St Mary's Health centre update on ‘flu epidemic
St Mary's Health centre has issued advice on how to manage and contain ‘flu in light of a surge in reported cases on the mainland.
Fran Clark, Lead Practice Nurse, said: "With a potential epidemic on our doorstep and multiple reports of ‘flu in west Cornwall, it’s sensible to get prepared and know what to do if you need help.”
The Health Centre was today informed that NHS England has made an unprecedented move to allow non-eligible patients the opportunity to have a ‘flu vaccination as the virus has the potential to spread throughout the islands.
Therefore all patients registered on Scilly who wish to have a 'flu vaccine are asked to call the Health centre as soon as possible to attend a clinic on Friday January 12th.
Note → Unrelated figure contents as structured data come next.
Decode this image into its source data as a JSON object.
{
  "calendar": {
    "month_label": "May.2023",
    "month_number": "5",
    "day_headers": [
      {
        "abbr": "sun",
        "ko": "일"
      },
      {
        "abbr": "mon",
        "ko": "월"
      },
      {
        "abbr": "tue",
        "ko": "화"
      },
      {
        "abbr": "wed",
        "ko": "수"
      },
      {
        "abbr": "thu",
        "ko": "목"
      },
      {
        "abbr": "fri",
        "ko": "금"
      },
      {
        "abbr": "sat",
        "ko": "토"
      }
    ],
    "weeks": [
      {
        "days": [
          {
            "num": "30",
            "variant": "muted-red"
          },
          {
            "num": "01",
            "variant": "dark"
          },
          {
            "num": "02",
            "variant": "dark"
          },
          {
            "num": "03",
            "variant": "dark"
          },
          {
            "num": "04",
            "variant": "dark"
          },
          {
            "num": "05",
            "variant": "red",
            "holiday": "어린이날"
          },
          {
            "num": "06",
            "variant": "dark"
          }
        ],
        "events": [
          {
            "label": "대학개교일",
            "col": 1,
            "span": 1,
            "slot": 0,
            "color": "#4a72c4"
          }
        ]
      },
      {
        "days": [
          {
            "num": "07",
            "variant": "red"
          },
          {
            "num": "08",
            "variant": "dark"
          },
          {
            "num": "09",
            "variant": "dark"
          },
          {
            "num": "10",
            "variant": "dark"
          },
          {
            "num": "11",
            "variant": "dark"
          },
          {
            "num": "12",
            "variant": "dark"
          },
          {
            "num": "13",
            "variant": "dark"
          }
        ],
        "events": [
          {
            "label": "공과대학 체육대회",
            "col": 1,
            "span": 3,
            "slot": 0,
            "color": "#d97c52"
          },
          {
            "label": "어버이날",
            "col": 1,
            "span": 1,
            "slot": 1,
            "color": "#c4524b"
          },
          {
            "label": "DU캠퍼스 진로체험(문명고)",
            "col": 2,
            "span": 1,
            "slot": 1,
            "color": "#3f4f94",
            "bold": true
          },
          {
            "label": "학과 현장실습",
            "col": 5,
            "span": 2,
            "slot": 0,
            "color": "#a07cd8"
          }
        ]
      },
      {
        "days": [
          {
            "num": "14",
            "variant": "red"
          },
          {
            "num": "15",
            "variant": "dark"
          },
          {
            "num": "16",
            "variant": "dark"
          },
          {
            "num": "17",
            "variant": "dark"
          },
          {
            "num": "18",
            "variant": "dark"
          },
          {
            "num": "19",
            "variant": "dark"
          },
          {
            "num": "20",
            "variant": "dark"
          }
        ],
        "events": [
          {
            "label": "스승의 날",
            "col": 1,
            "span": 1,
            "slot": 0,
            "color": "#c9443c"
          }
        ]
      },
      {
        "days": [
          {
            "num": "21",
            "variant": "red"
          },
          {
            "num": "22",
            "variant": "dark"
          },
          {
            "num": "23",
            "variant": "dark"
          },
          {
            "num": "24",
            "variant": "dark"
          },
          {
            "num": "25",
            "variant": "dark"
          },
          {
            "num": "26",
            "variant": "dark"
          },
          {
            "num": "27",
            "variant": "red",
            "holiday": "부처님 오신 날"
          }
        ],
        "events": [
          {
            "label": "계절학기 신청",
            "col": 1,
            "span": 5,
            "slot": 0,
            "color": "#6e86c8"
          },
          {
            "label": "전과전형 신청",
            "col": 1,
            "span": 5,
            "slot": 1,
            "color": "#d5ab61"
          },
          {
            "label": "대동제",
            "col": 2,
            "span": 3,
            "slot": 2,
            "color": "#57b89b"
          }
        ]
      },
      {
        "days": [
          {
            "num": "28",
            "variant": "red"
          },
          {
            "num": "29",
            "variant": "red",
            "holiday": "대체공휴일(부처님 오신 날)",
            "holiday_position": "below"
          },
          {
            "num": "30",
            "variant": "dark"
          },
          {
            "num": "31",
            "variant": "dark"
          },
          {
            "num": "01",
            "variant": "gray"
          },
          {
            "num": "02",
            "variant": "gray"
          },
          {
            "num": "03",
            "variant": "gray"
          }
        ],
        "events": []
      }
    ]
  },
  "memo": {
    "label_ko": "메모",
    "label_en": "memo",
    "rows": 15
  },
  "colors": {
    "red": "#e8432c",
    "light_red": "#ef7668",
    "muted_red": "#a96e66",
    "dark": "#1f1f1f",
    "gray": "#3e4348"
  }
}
'Flu is much more serious than a common cold but symptoms are similar and usually include
•. blocked or runny nose
•. sore throat
• pressure in ears and face
•. loss of taste and smell
•. high temperature
•. muscle aches and pains
•. feeling exhausted and very unwell
Patients with 'flu usually need to stay in bed as they feel too poorly to do anything else, unlike a common cold. It can last up to two weeks and can be managed with simple medication such as regular paracetamol or over-the-counter 'flu remedies. Honey and lemon, plenty of fluids and keeping warm may help sufferers feel more comfortable.
Most importantly, if you or your children are ill, please stay at home and avoid other people until fully recovered. Any patients requiring medical intervention are asked to call the Health centre on 422628 or Pharmacy on 422021 for advice or to arrange a home visit. Contact your GP if:
• your symptoms don't improve after seven days
• you're worried about your own or your child's symptoms
• you're pregnant
• you have a weakened immune system – for example, because of chemotherapy
Please do not attend the Health Centre or Hospital if you think you have ‘flu unless you have a life-threatening emergency.
Doctor John Garman, lead GP for the Isles of Scilly, said: “We have excellent immunisation rates for ‘flu but two thirds of the general population are unvaccinated and therefore at risk of developing and passing on ‘flu. The Medical Services have robust procedures in place for managing an epidemic but need your help in minimise the risk and the effects."
Fran advised: "Washing hands regularly or using hand sanitiser, sneezing into tissues and avoiding public places are the best way to avoid catching 'flu, which can develop one to four days after exposure. Children are known as 'super-spreaders' but we are fortunate that over 95% of children eligible for the vaccination programme have been immunised - which helps protect the community.”
Any remaining patients wishing to have the ‘flu vaccine, please contact the Health centre by the 6pm on Thursday January 11th 2018 as stocks are now extremely limited.